An Inclusive Litany

10/20/97

With a strong sense of accomplishment, Patrick Moore, who founded Greenpeace in 1971, retired from the environmental movement in the mid-1980s following its many successes. But in later years he has found himself at odds with Greenpeace's increasingly radical stance.

Moore recalls that after deciding to take up salmon farming in his native British Columbia, "Greenpeace came out against salmon farming. That kind of blew my mind." He listened to their objections, but found it an "absolutely ludicrous, anti-science campaign," and told his former colleagues so.

A third-generation forester with doctoral credentials, Moore next found himself opposed to Greenpeace on forestry issues. Moore had come to believe that the best way for parties involved in land use disputes to solve problems is by cooperation and compromise, a view that earned him the reputation of a traitor among his former colleagues. "They refused to join a community-based, consensus-approach, roundtable to seek solutions to land-use problems" in a stance he described as "a childish inability to grow and recognize the basic fact that there are very real social and economic needs that have to be met every day for 5.9 billion people." Moore earned extra ire by joining the Forestry Alliance, an industry-backed group whose aim is to balance environmental and economic needs. He has also written a book, Pacific Spirit: The Forest Reborn, which defends modern forestry techniques.

Radicals argue that logging brings about deforestation with resulting climate change and extinction of species. "Some 50,000 species of plants and animals disappear from the planet each year," said a wire-service story quoting officials at the World Wildlife Fund, adding that "commercial loggers are mainly to blame." But Moore demanded to know of a single species that has become extinct due to logging, a challenge the group failed to meet, though the charge continues to surface. Moore cites U.N. studies that show 95 percent of deforestation is due to slash-and-burn agriculture and exploitive noncommercial fuel gathering for settlements. Moore says this "only makes sense as the whole purpose of forestry is to grow trees, i.e., to keep the land forested."
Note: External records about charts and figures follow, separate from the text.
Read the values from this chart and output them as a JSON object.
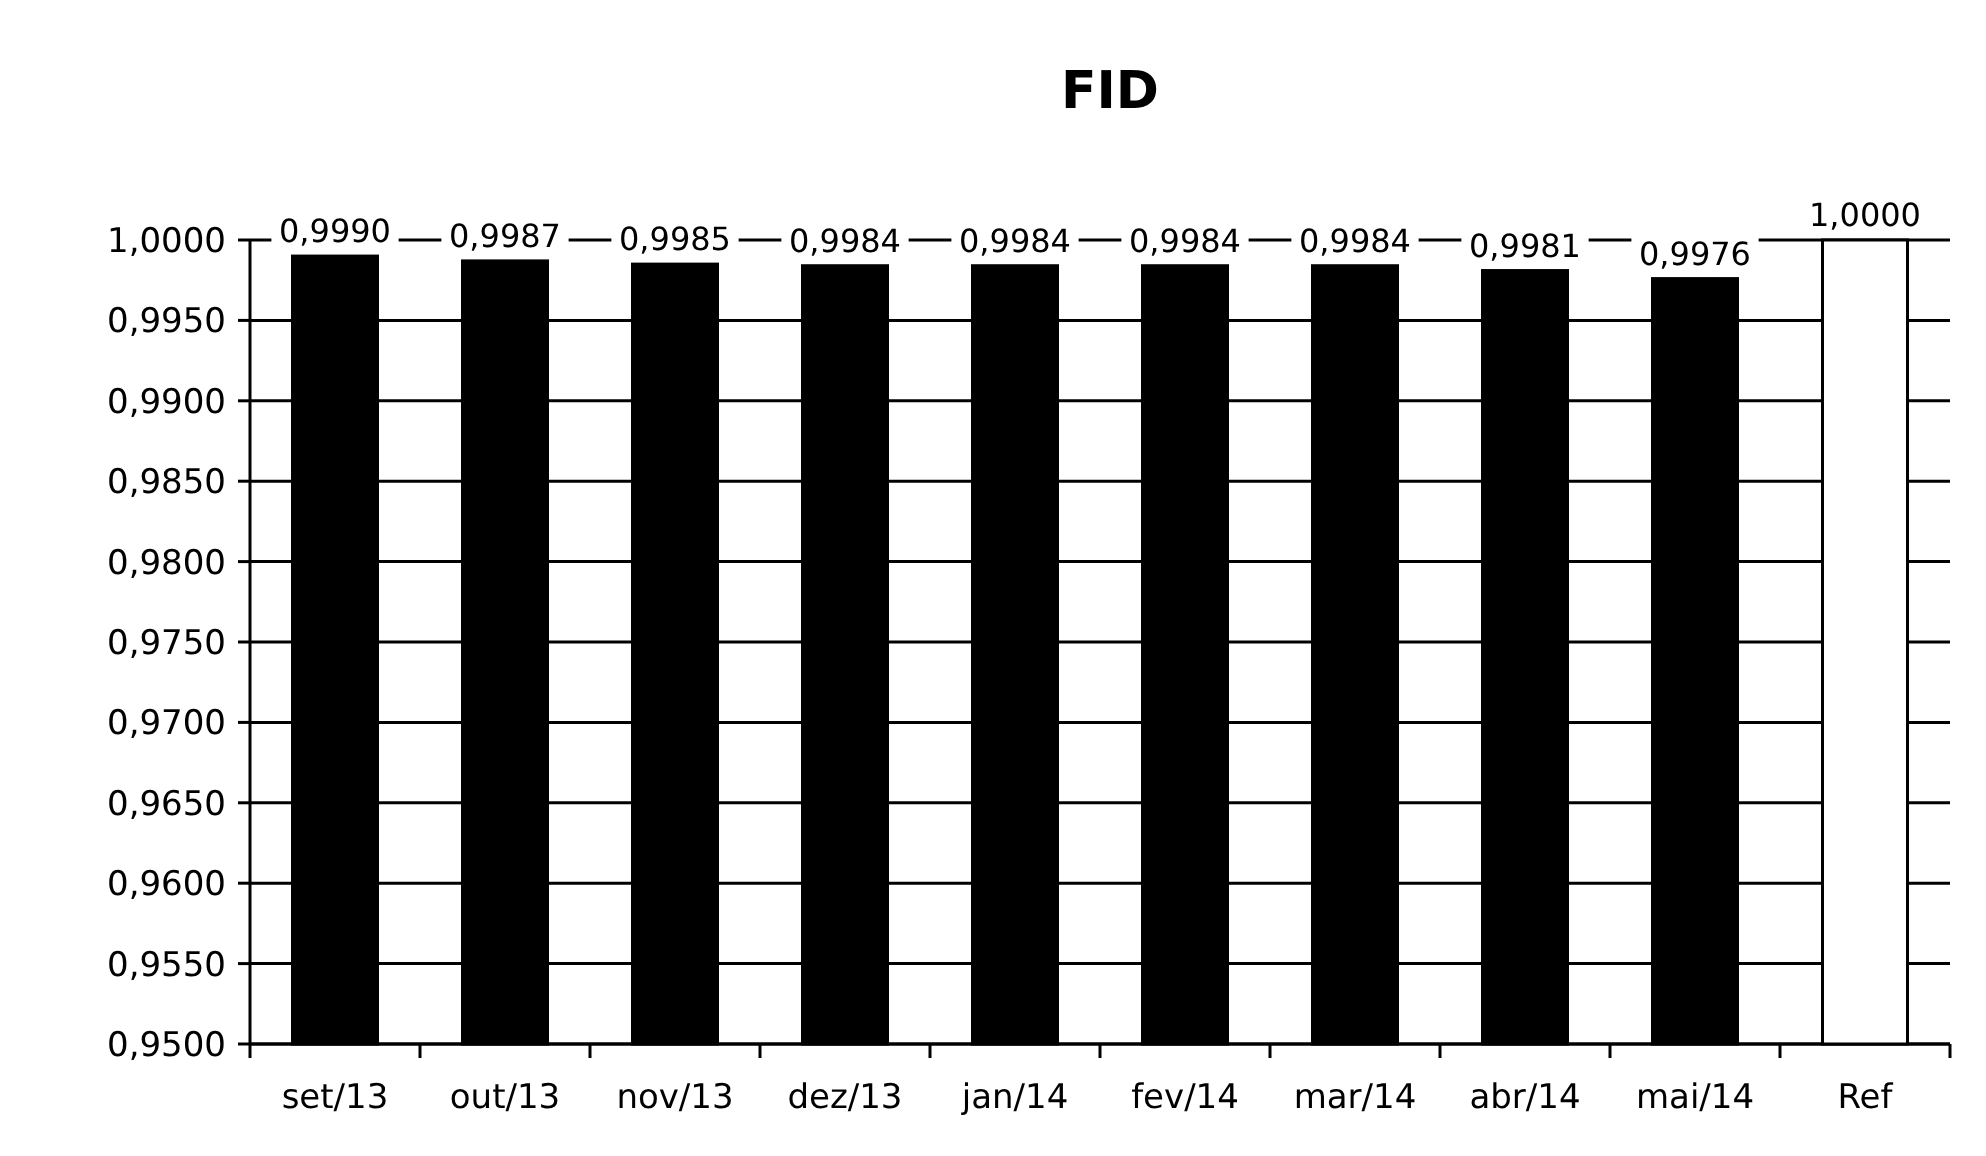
{
  "chart_data": {
    "type": "bar",
    "title": "FID",
    "categories": [
      "set/13",
      "out/13",
      "nov/13",
      "dez/13",
      "jan/14",
      "fev/14",
      "mar/14",
      "abr/14",
      "mai/14",
      "Ref"
    ],
    "values": [
      0.999,
      0.9987,
      0.9985,
      0.9984,
      0.9984,
      0.9984,
      0.9984,
      0.9981,
      0.9976,
      1.0
    ],
    "colors": [
      "#000000",
      "#000000",
      "#000000",
      "#000000",
      "#000000",
      "#000000",
      "#000000",
      "#000000",
      "#000000",
      "#ffffff"
    ],
    "value_labels": [
      "0,9990",
      "0,9987",
      "0,9985",
      "0,9984",
      "0,9984",
      "0,9984",
      "0,9984",
      "0,9981",
      "0,9976",
      "1,0000"
    ],
    "ylim": [
      0.95,
      1.0
    ],
    "yticks": [
      {
        "value": 0.95,
        "label": "0,9500"
      },
      {
        "value": 0.955,
        "label": "0,9550"
      },
      {
        "value": 0.96,
        "label": "0,9600"
      },
      {
        "value": 0.965,
        "label": "0,9650"
      },
      {
        "value": 0.97,
        "label": "0,9700"
      },
      {
        "value": 0.975,
        "label": "0,9750"
      },
      {
        "value": 0.98,
        "label": "0,9800"
      },
      {
        "value": 0.985,
        "label": "0,9850"
      },
      {
        "value": 0.99,
        "label": "0,9900"
      },
      {
        "value": 0.995,
        "label": "0,9950"
      },
      {
        "value": 1.0,
        "label": "1,0000"
      }
    ],
    "grid": "y"
  }
}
But Moore's views continue to mark him as a Judas. When Moore testified before a House subcommittee on Forests and Forest Health to counter arguments advocating and end to commercial logging on public lands, the Sierra Club termed Moore's testimony a "multimillion-dollar public-relations hoax." Spokesperson Debbie Sease commented, "The choice of this witness sends a signal that the industry recognizes that it faces a public-relations nightmare."